FAQs - Inclement Weather
How does PWCS determine if schools should open as normal, run on a delayed schedule, or remain closed when inclement weather is forecast or is occurring.
The safety of students, employees and their families is our number one priority in determining if schools should open as normal, run on a delayed schedule, or remain closed when inclement weather creates potentially dangerous conditions.
When rough weather hits, PWCS survey teams fan out in the wee hours of the morning across the nearly 350 square miles served by the School Division. They assess actual weather and travel conditions, also checking for additional hazards such as power outages. We also consider multiple weather forecasts in the decision-making process, as expected rising temperatures and sunshine may produce marked improvement in the span of a two-hour delay. In contrast, continuing precipitation and other factors can indicate that travel will remain risky. We always err on the side of safety. Consequently, residents in one part of the county may experience passable conditions despite whether that poses a serious transportation risk elsewhere in the Division.

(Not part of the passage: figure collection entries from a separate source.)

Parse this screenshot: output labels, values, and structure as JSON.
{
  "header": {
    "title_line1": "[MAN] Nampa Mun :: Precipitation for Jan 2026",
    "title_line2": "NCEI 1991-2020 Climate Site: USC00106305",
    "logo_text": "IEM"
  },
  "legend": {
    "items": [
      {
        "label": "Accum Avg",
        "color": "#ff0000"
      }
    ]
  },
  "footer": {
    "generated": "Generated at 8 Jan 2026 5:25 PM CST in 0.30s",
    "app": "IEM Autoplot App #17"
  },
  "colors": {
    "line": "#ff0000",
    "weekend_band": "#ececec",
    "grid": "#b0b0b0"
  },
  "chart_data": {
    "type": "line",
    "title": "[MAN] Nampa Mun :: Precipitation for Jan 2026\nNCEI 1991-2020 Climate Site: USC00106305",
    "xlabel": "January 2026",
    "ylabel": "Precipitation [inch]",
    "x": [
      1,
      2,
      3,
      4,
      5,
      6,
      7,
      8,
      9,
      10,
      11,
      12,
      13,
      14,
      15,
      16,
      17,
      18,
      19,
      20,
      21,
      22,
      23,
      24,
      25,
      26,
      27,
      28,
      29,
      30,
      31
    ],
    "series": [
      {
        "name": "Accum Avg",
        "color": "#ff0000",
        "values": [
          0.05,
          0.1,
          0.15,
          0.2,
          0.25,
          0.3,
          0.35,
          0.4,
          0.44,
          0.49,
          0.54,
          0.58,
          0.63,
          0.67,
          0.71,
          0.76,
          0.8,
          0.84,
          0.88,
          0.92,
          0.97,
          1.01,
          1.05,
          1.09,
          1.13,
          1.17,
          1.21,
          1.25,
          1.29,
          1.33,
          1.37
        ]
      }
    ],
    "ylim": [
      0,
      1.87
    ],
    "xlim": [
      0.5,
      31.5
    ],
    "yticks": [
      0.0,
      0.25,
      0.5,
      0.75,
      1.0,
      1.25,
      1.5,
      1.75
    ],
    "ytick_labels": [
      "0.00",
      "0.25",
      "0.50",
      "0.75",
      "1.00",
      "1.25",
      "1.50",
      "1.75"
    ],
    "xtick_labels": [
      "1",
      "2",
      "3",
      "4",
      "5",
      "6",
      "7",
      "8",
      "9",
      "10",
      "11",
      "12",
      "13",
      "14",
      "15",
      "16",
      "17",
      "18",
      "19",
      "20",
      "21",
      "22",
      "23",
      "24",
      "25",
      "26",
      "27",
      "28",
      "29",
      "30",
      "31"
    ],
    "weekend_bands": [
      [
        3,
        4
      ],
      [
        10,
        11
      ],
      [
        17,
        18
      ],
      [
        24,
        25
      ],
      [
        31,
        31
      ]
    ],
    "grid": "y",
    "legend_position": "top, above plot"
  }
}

Why doesn't PWCS simply divide the county into multiple areas and make individual closing decisions for each?
The simple answer is that no school or geographic area of the Division is an island. Teachers, support staff, and even many students travel every day to their respective schools from other areas of the county and beyond. We must ensure their safety and, to the extent possible, avoid weather-related schedule changes that affect some family members and not others. Fully aligned Divisionwide schedules permit buses and other resources to safely serve multiple schools, no matter what their location with respect to an artificial boundary. We must also ensure that Divisionwide schedules remain synchronized so every school can complete required testing, training, and grading, provide scheduled vacation time, and stay in compliance employee contracts, all while delivering no less than the minimum class time required by law.
It would require a significant infusion of resources to enable regional zones to be fully independent, but doing so would negate the value of shared Divisionwide resources, eliminate few of the stated obstacles to unified decision-making, and do nothing to enhance the margin of safety provided by our current process.
We know it can be shocking to learn that schools are closed, while seeing very little ice or snow on the roads. Please understand that, given the realities and limitations we face, we are making the best possible call to keep people safe across all of Prince William County. We are confident that you share our determination not to take chances with safety.